Ниже вводимый текст.
mytxt = """<?xml version="1.0"?>
<nitf>
<head>
<title>KNOW YOUR ROLE ON SUPER BOWL LIII.</title>
</head>
<body>
<body.head>
<hedline>
<hl1>KNOW YOUR ROLE ON SUPER BOWL LIII.</hl1>
</hedline>
<distributor>Gale Group</distributor>
</body.head>
<body.content>
<p>Montpelier: <org>Department of Motor Vehicles</org>, has issued the following
news release:</p>
<p>Be a designated sober driver, help save lives. Remember these tips
on game night:</p>
<p>Know your State's laws: refusing to take a breath test in many
jurisdictions could result in arrest, loss of your driver's
license, and impoundment of your vehicle. Not to mention the
embarrassment in explaining your situation to family, friends, and
employers.</p>
<p>In case of any query regarding this article or other content needs
please contact: <a href="mailto:editorial@plusmediasolutions.com">editorial@plusmediasolutions.com</a></p>
</body.content>
</body>
</nitf>
"""
Ниже мой код:
CONTENT_XML_TAG = ('p', 'ul', 'h3', 'h1', 'h2', 'ol')

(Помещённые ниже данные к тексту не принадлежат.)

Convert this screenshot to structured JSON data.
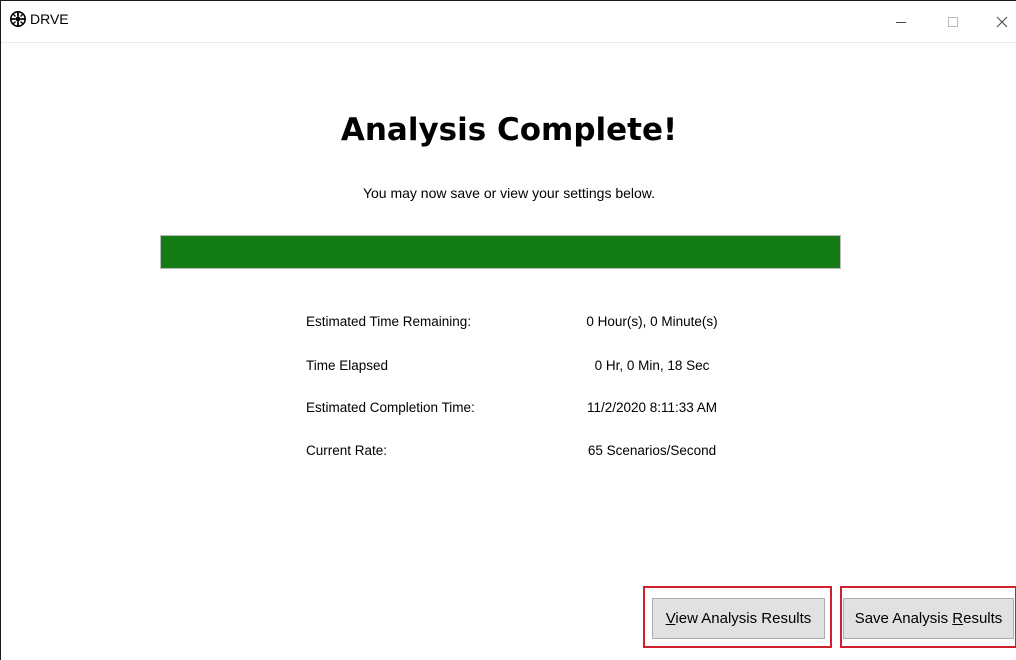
{
  "window": {
    "title": "DRVE",
    "icons": {
      "app": "drve-app-icon",
      "minimize": "minimize-icon",
      "maximize": "maximize-icon",
      "close": "close-icon"
    }
  },
  "main": {
    "heading": "Analysis Complete!",
    "subheading": "You may now save or view your settings below.",
    "progress": {
      "percent": 100,
      "color": "#137c14"
    },
    "stats": [
      {
        "label": "Estimated Time Remaining:",
        "value": "0 Hour(s), 0 Minute(s)"
      },
      {
        "label": "Time Elapsed",
        "value": "0 Hr, 0 Min, 18 Sec"
      },
      {
        "label": "Estimated Completion Time:",
        "value": "11/2/2020 8:11:33 AM"
      },
      {
        "label": "Current Rate:",
        "value": "65 Scenarios/Second"
      }
    ]
  },
  "actions": {
    "view_button": {
      "before": "",
      "accel": "V",
      "after": "iew Analysis Results"
    },
    "save_button": {
      "before": "Save Analysis ",
      "accel": "R",
      "after": "esults"
    },
    "highlight_color": "#d0202e"
  }
}
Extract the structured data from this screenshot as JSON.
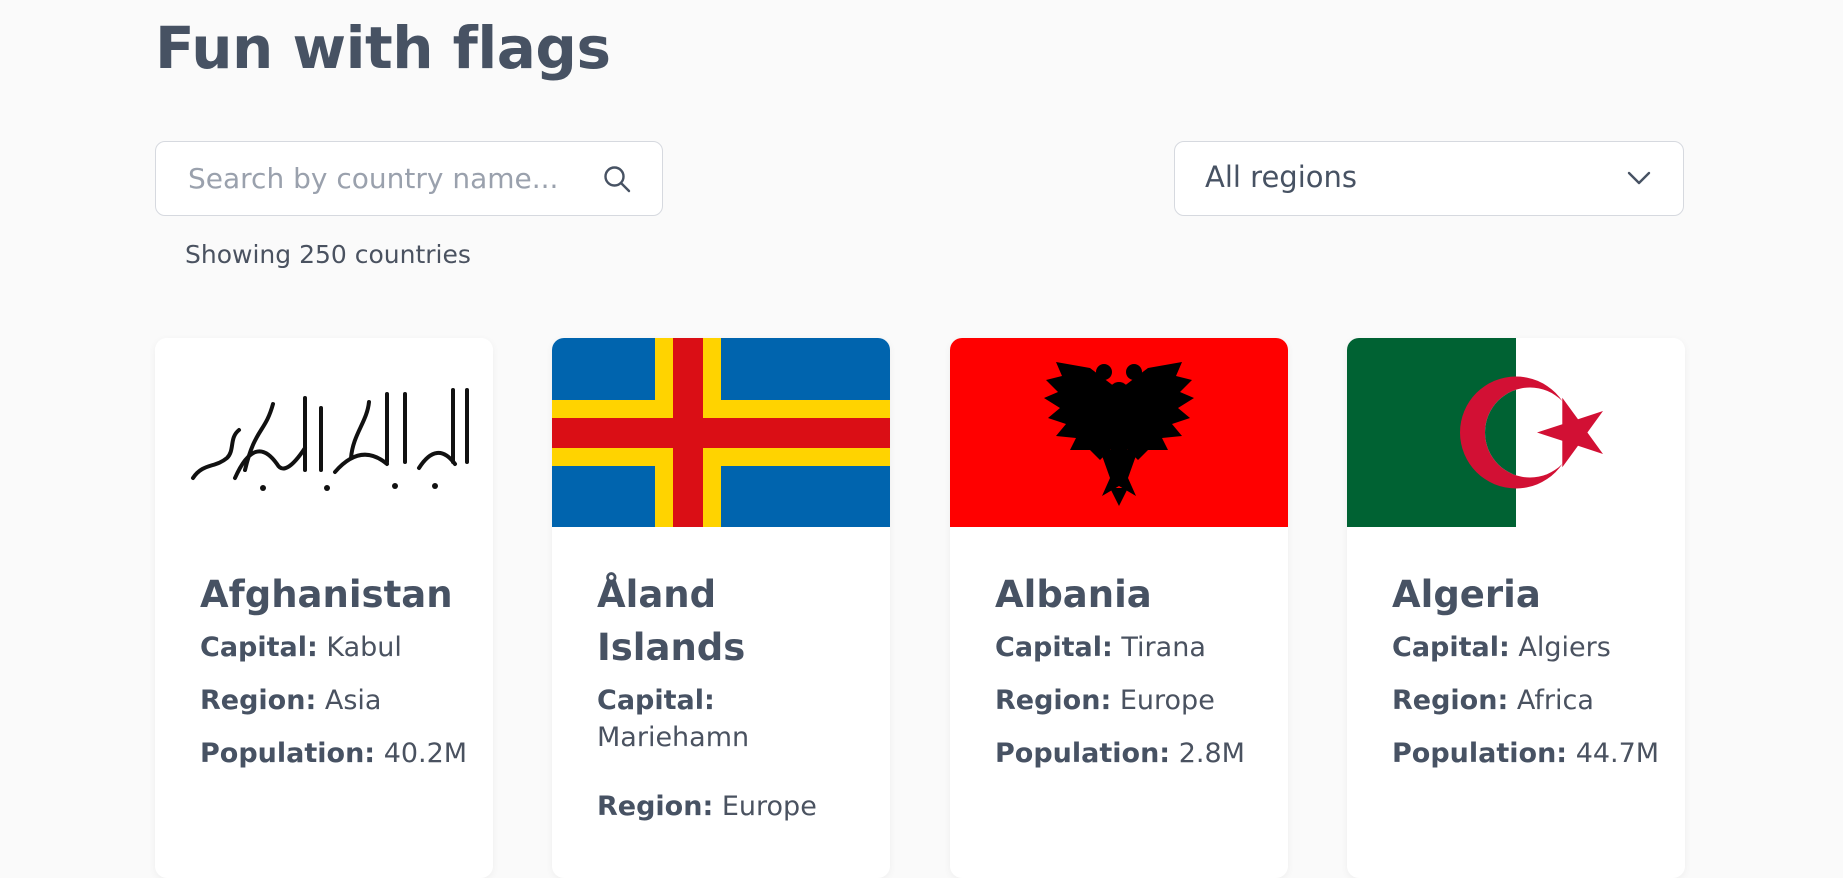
{
  "page": {
    "title": "Fun with flags"
  },
  "search": {
    "placeholder": "Search by country name..."
  },
  "region_filter": {
    "selected": "All regions"
  },
  "results": {
    "count_text": "Showing 250 countries"
  },
  "labels": {
    "capital": "Capital:",
    "region": "Region:",
    "population": "Population:"
  },
  "countries": [
    {
      "name": "Afghanistan",
      "capital": "Kabul",
      "region": "Asia",
      "population": "40.2M"
    },
    {
      "name": "Åland Islands",
      "capital": "Mariehamn",
      "region": "Europe",
      "population": ""
    },
    {
      "name": "Albania",
      "capital": "Tirana",
      "region": "Europe",
      "population": "2.8M"
    },
    {
      "name": "Algeria",
      "capital": "Algiers",
      "region": "Africa",
      "population": "44.7M"
    }
  ],
  "colors": {
    "background": "#fafafa",
    "text": "#475263",
    "placeholder": "#9aa1ad"
  },
  "icons": {
    "search": "search-icon",
    "dropdown": "chevron-down-icon"
  }
}
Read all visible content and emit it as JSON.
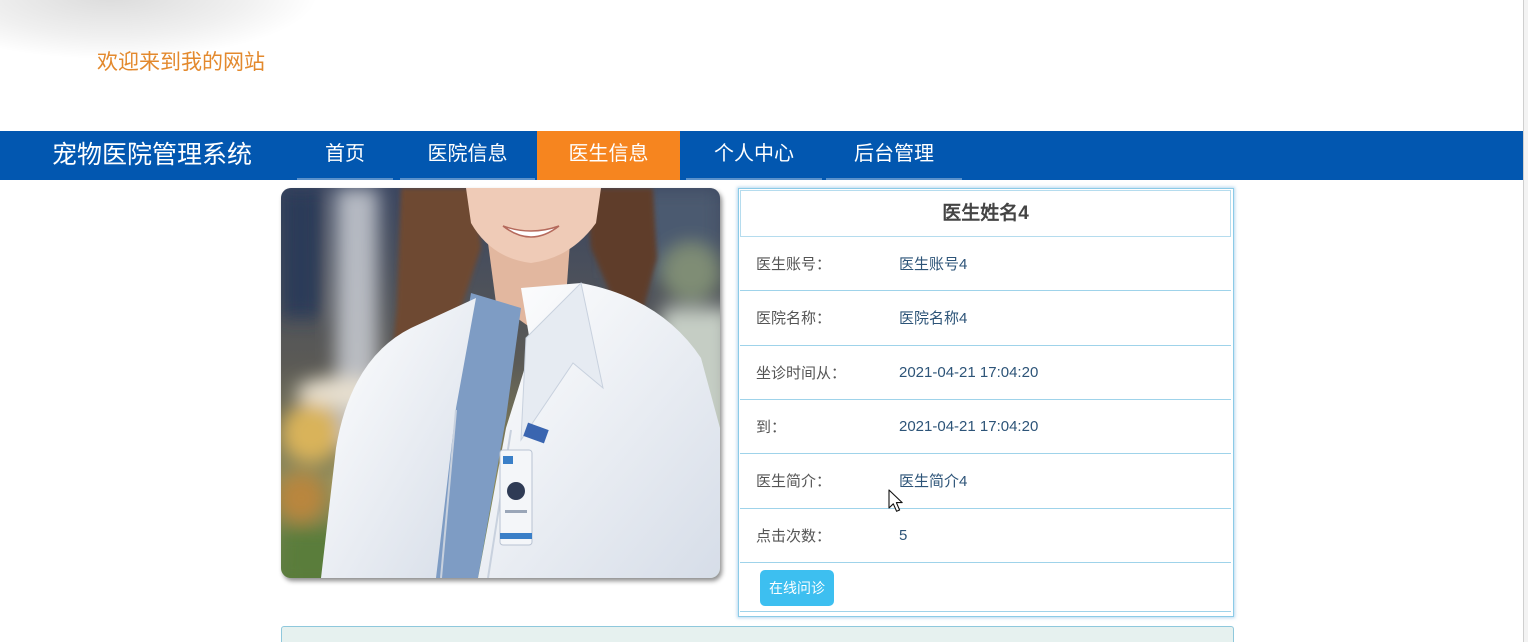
{
  "header": {
    "welcome": "欢迎来到我的网站"
  },
  "nav": {
    "brand": "宠物医院管理系统",
    "items": [
      {
        "label": "首页",
        "active": false
      },
      {
        "label": "医院信息",
        "active": false
      },
      {
        "label": "医生信息",
        "active": true
      },
      {
        "label": "个人中心",
        "active": false
      },
      {
        "label": "后台管理",
        "active": false
      }
    ]
  },
  "doctor": {
    "name": "医生姓名4",
    "fields": [
      {
        "label": "医生账号：",
        "value": "医生账号4"
      },
      {
        "label": "医院名称：",
        "value": "医院名称4"
      },
      {
        "label": "坐诊时间从：",
        "value": "2021-04-21 17:04:20"
      },
      {
        "label": "到：",
        "value": "2021-04-21 17:04:20"
      },
      {
        "label": "医生简介：",
        "value": "医生简介4"
      },
      {
        "label": "点击次数：",
        "value": "5"
      }
    ],
    "consult_button": "在线问诊"
  },
  "colors": {
    "nav_bg": "#0257b0",
    "nav_active_bg": "#f6851f",
    "welcome_text": "#e3892d",
    "panel_border": "#8ccbe7",
    "button_bg": "#3dbff0",
    "label_text": "#555555",
    "value_text": "#2d5478"
  }
}
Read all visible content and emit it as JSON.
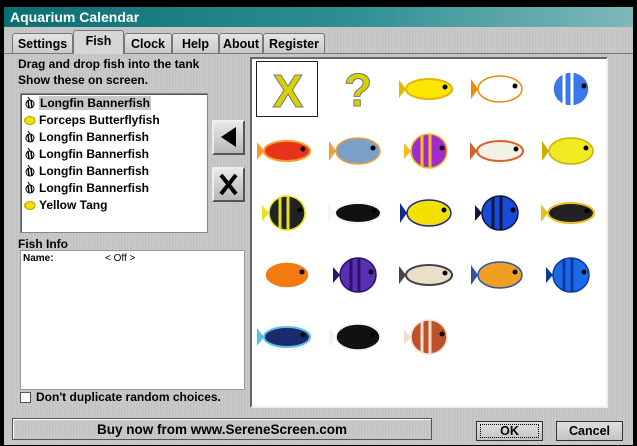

soup = BeautifulSoup(mytxt, 'xml')
spacy_model = spacy.load('en_core_web_sm')
content = "\n".join([p.get_text() for p in soup.find('body.content').findAll(CONTENT_XML_TAG)])
print(content)
section_spacy = spacy_model(content)
tokenized_sentences = []
for sent in section_spacy.sents:
tokenized_sentences.append(sent)
for s in tokenized_sentences:
labels = [(ent.text, ent.label_) for ent in s.ents]
print(Counter(labels))
Распечатка:
Counter({('\n', 'GPE'): 2, ('Department of Motor Vehicles', 'ORG'): 1})
Counter({('\n', 'GPE'): 1})
Counter({('\n', 'GPE'): 2, ('State', 'ORG'): 1})
Counter({('\n', 'GPE'): 3})
Counter({('\n', 'GPE'): 1})
Я не могуЯ считаю, что у SpaCy есть такая неправильная классификация.Я что-то пропустил?